El simbolismo del tarot, empapado de esoterismo, llegó de esta forma a Europa, proveniente de Israel, a través de los templarios, los cuales no sólo hicieron de vehículo, sino que se ocuparon de codificar estos conocimientos y de transmitirlos en el críptico lenguaje reflejado en la arquitectura y la escultura góticas.
Presentamos ahora, sólo para los enamorados de las fechas, algunas piedras miliares de la historia del tarot:
— 1377: el monje Johannes atestigua la presencia del tarot en Suiza;
— 1379: las crónicas de Covelluzzo se refieren a la difusión del juego en Viterbo;
— 1393: se funda la compañía de los pintores de cartas en Italia;
— 1432: Bonifacio Bembo pinta el famoso tarot vizcondal;
— 1582: en Francia, el tarot se tasa para limitar su utilización.

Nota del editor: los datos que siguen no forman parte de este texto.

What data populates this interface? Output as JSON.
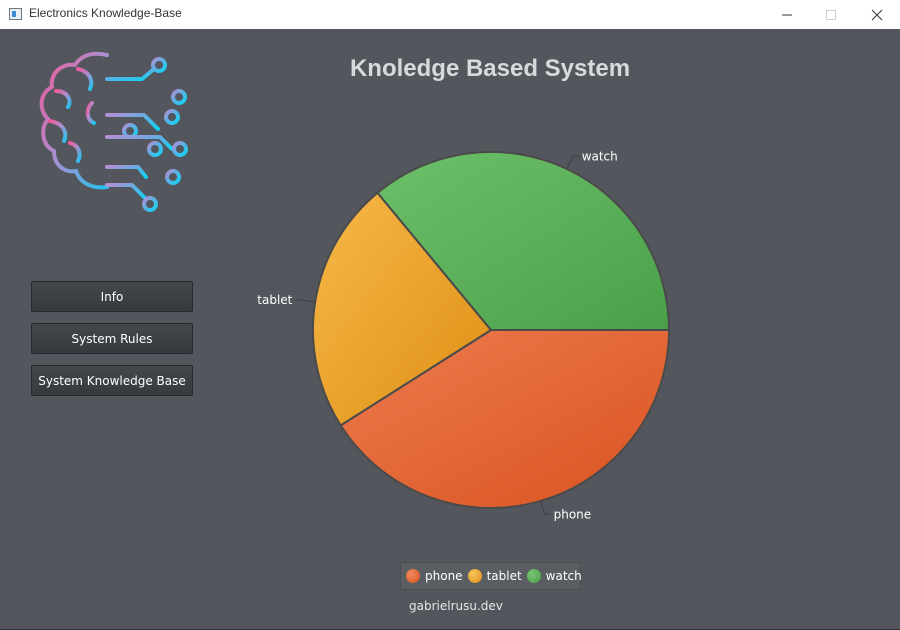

Cabe destacar, entre los tarot de la época, las tres barajas pintadas por Jacquemin Gringonneur para distraer a Carlos VI, rey de Francia, de las crisis depresivas en las que había caído (probablemente las primeras que se conocen).
Algo posterior a este es el Tarot de Bolonia, compuesto de sesenta y dos cartas, en las que faltan el dos, el tres, el cuatro y el cinco de todos los palos. A continuación encontramos la baraja del Mantegna, de cincuenta cartas, y las minchiate florentinas, que se componen, en cambio, de noventa y seis, añadiendo a los veintidós arcanos mayores y a los cincuenta y seis menores los cuatro elementos y los doce signos zodiacales.